Skyrocketing gas prices and the collapse of ceiling panels in the Interstate 90 connector could give fresh political impetus to a plan floated last spring by mass transit advocates to invest $2 billion in transportation construction and expansion projects. The money would come from existing tax revenue and new fees on everything from hotels to rental cars.

It sounded implausible in May. But the gridlock of the last week might have cooled the fevered antitax climate that has doomed so many initiatives for the communal good in the past 25 years, especially after Revenue Commissioner Alan LaBovidge reported on Monday that state revenue is running $1 billion above administration estimates.

Massachusetts is going to need that money and more to fix what went fatally wrong in the design and construction of the Big Dig. As the state's senior senator made clear on a visit to Beacon Hill this week, no one should expect any help from Washington, where the Big Dig is the Republicans' favorite symbol of pork.

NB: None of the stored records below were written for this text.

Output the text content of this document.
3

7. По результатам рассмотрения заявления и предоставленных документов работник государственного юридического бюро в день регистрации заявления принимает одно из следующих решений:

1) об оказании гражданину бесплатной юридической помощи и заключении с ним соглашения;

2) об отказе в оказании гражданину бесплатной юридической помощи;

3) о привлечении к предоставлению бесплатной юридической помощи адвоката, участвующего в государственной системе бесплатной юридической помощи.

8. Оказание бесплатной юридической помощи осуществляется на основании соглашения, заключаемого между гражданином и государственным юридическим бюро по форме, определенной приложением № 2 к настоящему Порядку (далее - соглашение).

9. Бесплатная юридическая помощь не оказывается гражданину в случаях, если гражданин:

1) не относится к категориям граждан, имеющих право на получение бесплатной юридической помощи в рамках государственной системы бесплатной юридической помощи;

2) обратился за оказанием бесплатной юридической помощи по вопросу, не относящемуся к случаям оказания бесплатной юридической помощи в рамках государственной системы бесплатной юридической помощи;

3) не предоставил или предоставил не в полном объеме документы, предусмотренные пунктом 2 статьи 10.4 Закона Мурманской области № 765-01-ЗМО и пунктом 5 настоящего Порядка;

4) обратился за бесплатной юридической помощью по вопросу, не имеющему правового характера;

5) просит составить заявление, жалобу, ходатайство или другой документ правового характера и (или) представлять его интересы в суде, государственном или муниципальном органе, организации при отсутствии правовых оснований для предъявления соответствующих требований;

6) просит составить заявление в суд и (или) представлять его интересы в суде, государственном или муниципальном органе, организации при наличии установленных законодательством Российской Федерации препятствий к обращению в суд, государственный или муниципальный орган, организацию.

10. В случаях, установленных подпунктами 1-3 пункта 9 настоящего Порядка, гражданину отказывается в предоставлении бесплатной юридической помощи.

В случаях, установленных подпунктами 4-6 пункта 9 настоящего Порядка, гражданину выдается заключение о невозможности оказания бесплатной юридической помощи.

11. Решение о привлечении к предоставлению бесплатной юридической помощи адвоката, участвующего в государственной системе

Governor Mitt Romney has put on quite a performance at the easel in the past few days. Clearly a quick study, he has mastered the intricacies of undercut anchor bolts and hanger ties, translating engineering theory into plain English. But the alternate routes on Boston's surface arteries that he sketched at his easel are a temporary solution to an immediate crisis, not a permanent solution to a long-term problem.

Romney will not be around to propose, let alone implement, a comprehensive transportation plan that gives commuters an alternative to the automobile. Those candidates who would replace him in the corner office next January might want to add mass transit to their stump speech lists of pressing issues facing the Commonwealth of Massachusetts.